A San Diego car accident severely injured a motorcyclist, who crashed into an SUV that was making a U-turn. According to a news report in U-T San Diego, the motorcycle accident occurred on South Coast Highway 101, near Santa Fe Drive, in Encinitas, the afternoon of February 18, 2012. Officials say the rider was traveling south when a Nissan Pathfinder SUV made a U-turn in front of the motorcycle. The victim’s injuries have been listed as serious, but they are not considered life threatening. It is not clear if the driver will be cited for the crash.
My thoughts and prayers are with the injured victim of this San Diego accident. I wish the victim the very best for a complete and speedy recovery.
San Diego Motorcycle Accident Statistics
According to California Highway Patrol’s 2009 Statewide Integrated Traffic Records System (SWITRS), there were no fatalities, but 11 injuries reported due to motorcycle accidents in Encinitas. During that same year, San Diego County motorcycle accidents caused 39 fatalities and injured 989 people.
The Law Relating to U-turns
Based on this news report, the driver of the SUV was making a U-turn at the time of the crash. California Vehicle Code Section 21801 (a) states: “The driver of a vehicle intending to turn to the left or to complete a U-turn upon a highway, or to turn left into public or private property, or an alley, shall yield the right-of-way to all vehicles approaching from the opposite direction which are close enough to constitute a hazard at any time during the turning movement, and shall continue to yield the right-of-way to the approaching vehicles until the left turn or U-turn can be made with reasonable safety.”
In this particular case, if the driver is determined to have been at fault, then, he or she can be held liable for the injuries and damages caused.

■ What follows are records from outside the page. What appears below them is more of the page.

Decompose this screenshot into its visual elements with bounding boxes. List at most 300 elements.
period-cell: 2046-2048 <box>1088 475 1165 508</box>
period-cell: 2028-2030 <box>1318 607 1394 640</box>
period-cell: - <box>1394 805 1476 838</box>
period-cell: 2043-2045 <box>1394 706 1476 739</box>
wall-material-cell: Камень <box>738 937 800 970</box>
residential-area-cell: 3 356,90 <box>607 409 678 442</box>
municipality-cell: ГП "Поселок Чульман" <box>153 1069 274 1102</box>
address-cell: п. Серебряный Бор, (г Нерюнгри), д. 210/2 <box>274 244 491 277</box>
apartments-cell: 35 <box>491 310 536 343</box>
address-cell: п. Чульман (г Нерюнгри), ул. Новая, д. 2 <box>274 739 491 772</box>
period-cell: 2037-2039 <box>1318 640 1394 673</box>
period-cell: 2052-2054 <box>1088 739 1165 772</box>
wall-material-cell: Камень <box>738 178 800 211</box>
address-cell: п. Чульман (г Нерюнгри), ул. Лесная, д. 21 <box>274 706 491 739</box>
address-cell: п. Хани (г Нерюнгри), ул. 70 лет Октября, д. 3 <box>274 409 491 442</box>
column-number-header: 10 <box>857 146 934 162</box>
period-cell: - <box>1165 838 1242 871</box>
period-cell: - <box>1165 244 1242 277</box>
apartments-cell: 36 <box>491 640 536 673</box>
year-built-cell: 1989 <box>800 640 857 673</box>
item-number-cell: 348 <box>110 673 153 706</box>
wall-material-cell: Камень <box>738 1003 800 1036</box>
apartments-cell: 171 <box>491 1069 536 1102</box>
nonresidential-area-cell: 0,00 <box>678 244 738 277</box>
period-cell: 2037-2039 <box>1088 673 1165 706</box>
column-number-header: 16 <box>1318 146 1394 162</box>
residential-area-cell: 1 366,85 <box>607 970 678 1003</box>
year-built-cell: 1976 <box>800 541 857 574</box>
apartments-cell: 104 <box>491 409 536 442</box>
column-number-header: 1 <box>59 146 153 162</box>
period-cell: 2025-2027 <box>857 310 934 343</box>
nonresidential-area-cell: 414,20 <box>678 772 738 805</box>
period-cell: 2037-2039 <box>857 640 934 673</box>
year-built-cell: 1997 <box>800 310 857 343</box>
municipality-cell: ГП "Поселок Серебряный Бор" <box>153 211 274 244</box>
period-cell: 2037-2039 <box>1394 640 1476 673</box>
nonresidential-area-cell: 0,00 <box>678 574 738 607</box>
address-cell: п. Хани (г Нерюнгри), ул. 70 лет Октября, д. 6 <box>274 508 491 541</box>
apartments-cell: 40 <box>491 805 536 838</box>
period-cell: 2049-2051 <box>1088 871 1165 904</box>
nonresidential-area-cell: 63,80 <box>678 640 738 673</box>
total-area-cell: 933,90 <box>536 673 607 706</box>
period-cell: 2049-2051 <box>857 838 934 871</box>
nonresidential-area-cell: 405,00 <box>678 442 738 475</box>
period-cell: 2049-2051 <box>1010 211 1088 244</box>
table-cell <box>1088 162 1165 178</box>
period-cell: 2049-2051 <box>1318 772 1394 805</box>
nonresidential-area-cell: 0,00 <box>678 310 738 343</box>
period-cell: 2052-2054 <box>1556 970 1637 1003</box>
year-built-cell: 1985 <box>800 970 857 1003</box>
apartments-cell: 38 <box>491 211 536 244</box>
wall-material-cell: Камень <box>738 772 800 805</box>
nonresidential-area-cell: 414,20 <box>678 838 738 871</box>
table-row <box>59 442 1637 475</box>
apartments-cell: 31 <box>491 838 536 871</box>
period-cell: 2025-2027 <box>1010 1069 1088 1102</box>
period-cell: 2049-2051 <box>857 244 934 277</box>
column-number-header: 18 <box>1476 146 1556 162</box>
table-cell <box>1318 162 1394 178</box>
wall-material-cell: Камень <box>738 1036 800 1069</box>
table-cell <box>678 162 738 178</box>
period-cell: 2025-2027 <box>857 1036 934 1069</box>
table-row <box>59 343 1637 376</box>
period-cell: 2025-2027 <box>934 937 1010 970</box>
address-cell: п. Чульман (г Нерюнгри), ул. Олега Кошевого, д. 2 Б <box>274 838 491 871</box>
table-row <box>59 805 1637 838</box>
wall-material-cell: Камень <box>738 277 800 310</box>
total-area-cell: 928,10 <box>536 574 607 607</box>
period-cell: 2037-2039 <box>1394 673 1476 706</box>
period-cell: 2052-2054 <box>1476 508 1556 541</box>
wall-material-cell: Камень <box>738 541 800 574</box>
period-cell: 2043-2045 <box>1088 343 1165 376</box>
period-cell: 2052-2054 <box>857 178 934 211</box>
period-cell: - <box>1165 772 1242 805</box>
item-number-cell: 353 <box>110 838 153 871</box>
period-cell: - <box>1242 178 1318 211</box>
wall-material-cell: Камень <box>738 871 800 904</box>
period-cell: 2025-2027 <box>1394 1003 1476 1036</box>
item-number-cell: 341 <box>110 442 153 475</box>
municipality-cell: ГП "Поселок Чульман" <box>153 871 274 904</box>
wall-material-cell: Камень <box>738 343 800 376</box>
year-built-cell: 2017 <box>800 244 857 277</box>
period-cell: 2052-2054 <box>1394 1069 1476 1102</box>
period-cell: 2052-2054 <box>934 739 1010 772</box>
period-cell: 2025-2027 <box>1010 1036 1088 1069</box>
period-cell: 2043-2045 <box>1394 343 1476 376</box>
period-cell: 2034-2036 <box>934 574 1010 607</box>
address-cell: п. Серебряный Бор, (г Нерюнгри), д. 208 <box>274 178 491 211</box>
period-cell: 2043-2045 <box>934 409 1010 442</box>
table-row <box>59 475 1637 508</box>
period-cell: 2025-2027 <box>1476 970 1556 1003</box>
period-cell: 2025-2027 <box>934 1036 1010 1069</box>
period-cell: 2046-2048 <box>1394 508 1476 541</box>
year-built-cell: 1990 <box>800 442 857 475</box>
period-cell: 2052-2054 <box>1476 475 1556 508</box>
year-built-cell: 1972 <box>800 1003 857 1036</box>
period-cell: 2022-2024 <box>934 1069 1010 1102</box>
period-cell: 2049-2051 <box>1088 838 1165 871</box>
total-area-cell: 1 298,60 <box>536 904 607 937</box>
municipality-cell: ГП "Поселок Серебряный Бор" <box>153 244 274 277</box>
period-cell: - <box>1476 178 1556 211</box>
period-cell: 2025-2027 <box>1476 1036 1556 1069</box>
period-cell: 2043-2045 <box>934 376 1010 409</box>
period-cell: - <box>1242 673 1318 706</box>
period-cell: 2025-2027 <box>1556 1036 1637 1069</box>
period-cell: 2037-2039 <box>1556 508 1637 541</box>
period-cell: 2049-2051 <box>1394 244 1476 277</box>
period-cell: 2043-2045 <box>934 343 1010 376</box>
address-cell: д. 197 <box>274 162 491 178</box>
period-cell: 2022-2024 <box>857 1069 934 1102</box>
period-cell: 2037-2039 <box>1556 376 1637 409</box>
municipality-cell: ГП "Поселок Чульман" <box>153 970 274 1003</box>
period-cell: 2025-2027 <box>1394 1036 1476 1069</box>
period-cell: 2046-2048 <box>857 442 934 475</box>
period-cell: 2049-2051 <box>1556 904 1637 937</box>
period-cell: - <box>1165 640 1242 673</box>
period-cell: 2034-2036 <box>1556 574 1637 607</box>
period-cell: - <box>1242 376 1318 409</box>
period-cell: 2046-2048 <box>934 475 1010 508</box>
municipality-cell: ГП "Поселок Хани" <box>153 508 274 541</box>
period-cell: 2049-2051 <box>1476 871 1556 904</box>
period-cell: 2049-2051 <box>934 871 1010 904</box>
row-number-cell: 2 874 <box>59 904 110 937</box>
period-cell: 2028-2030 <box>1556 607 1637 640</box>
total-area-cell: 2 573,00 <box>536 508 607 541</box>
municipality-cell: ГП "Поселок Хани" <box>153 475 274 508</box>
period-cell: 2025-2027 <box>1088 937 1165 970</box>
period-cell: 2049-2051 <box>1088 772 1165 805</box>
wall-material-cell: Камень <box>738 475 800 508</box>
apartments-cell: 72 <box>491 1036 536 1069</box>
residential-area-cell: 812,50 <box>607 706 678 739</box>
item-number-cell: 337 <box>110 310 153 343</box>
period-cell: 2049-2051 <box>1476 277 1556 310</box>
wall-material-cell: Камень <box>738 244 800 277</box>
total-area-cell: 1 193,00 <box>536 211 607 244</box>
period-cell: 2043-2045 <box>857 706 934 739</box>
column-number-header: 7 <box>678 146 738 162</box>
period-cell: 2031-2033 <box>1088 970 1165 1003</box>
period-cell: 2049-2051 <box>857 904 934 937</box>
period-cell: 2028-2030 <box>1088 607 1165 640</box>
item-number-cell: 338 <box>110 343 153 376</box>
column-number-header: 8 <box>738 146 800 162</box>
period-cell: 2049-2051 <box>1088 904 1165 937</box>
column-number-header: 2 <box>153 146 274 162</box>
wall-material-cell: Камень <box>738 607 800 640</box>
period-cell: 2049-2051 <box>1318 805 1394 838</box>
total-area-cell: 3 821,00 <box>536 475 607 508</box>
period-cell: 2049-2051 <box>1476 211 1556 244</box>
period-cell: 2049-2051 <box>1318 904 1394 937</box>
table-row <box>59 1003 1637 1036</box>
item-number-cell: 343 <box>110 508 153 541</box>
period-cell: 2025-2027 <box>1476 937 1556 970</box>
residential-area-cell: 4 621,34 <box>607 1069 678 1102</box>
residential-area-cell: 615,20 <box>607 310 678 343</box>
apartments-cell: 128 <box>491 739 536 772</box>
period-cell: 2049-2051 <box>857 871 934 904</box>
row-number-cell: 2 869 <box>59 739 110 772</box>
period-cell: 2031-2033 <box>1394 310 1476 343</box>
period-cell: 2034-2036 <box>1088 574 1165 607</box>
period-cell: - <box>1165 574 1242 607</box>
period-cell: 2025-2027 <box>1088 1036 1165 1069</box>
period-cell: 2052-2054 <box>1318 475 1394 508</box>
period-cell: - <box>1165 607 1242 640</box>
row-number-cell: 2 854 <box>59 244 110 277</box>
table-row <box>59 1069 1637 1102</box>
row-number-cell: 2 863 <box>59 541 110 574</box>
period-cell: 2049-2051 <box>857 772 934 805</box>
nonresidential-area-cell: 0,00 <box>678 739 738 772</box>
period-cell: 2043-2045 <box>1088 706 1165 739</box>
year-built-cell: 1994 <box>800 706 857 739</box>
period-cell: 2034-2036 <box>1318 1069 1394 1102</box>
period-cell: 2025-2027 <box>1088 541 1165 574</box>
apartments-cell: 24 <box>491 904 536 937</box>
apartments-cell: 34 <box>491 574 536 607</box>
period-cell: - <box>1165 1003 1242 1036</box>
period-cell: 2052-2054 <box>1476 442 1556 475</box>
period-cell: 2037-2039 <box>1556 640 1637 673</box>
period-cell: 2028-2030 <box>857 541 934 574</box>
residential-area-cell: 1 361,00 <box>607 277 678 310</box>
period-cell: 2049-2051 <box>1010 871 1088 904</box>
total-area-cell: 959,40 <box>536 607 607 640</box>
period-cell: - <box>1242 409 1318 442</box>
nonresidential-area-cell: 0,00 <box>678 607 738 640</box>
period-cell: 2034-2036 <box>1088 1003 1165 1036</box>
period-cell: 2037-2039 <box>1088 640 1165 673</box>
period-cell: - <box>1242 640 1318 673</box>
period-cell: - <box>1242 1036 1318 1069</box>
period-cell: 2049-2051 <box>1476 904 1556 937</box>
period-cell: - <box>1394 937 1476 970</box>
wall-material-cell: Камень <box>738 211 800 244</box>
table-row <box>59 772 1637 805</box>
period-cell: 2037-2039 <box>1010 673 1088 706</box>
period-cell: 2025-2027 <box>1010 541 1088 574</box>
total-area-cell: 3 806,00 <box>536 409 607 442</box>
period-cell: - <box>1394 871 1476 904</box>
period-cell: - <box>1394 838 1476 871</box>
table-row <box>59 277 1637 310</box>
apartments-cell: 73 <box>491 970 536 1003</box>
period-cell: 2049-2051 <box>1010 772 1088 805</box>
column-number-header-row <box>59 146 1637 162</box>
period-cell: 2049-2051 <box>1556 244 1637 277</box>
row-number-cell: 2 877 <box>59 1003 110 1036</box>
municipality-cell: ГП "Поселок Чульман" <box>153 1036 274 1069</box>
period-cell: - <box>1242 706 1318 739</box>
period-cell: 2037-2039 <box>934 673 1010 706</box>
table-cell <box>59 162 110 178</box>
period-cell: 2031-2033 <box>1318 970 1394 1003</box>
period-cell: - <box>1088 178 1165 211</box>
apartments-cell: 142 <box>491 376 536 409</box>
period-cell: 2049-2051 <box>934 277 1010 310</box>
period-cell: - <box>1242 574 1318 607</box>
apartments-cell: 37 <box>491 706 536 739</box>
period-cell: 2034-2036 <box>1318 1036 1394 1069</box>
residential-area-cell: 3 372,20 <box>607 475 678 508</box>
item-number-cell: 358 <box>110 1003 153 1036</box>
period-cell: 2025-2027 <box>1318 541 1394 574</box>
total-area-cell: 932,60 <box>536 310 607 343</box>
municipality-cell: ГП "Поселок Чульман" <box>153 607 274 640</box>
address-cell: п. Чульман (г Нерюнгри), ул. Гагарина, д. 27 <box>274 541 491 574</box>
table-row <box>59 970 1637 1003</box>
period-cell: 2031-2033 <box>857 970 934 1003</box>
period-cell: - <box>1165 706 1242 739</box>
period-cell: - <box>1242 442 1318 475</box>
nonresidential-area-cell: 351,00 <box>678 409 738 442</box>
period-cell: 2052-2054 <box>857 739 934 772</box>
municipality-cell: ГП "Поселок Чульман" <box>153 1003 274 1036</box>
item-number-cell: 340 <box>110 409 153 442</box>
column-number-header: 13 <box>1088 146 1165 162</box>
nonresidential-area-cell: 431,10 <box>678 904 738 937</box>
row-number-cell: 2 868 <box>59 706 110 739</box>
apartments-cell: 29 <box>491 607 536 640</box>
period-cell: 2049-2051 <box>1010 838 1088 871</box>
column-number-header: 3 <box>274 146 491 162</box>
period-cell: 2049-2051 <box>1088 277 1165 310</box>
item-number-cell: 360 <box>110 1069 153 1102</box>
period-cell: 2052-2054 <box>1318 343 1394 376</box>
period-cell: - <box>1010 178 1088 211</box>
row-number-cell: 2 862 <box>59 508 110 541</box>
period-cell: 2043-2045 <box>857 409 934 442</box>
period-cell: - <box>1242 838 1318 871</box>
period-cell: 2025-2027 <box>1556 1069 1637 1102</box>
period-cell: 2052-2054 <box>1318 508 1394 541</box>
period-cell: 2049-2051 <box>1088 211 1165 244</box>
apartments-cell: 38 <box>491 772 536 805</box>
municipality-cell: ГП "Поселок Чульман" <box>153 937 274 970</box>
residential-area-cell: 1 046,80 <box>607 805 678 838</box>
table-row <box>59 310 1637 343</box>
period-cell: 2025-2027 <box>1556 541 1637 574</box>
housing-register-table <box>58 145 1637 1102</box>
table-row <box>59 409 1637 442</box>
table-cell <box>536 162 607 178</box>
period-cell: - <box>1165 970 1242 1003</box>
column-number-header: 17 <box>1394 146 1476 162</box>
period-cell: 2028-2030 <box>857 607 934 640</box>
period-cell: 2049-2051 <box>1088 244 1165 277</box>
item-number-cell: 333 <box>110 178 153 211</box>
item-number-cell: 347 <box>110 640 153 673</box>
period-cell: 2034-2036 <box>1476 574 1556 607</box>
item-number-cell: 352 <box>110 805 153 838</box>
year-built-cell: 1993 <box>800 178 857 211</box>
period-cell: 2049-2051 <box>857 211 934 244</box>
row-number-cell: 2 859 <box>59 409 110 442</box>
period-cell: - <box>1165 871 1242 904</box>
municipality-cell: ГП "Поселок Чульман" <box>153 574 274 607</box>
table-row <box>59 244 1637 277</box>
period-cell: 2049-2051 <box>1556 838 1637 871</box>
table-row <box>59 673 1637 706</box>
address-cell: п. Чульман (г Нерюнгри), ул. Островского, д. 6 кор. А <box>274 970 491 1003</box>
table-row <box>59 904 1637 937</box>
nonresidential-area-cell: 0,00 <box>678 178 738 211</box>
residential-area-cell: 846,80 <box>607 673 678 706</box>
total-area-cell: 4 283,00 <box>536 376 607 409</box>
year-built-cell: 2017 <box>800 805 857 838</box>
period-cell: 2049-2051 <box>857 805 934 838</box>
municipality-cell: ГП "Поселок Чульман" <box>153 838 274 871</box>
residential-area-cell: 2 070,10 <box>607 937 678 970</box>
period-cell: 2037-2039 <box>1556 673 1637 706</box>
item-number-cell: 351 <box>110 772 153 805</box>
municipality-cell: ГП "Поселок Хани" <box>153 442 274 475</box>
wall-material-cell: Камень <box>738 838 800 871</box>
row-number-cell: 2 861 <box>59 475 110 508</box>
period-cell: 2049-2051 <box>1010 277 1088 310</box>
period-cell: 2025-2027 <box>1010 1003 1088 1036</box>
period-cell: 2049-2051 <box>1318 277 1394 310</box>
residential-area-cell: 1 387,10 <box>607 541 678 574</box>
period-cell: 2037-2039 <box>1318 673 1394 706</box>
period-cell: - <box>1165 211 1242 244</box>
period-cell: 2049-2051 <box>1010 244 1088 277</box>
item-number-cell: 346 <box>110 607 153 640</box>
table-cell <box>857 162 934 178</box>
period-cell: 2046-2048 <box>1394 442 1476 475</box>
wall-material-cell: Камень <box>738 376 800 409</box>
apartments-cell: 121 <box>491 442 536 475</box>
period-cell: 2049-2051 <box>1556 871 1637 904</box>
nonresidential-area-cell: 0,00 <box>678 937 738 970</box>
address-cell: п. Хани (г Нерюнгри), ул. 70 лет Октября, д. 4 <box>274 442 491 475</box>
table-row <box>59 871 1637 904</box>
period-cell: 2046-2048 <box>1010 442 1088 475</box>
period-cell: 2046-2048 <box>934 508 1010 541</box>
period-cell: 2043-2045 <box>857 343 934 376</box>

Injured victims can seek compensation to cover damages such as medical expenses, lost wages, cost of hospitalization, rehabilitation and other related expenses. An experienced San Diego personal injury lawyer can help determine whether a dangerous or defective roadway caused or contributed to the incident. If that was the case, the city or governmental agency responsible for maintaining the roadway can also be held liable. Under California Government Code Section 911.2, any personal injury claim against a governmental agency must be filed within 180 days of the incident.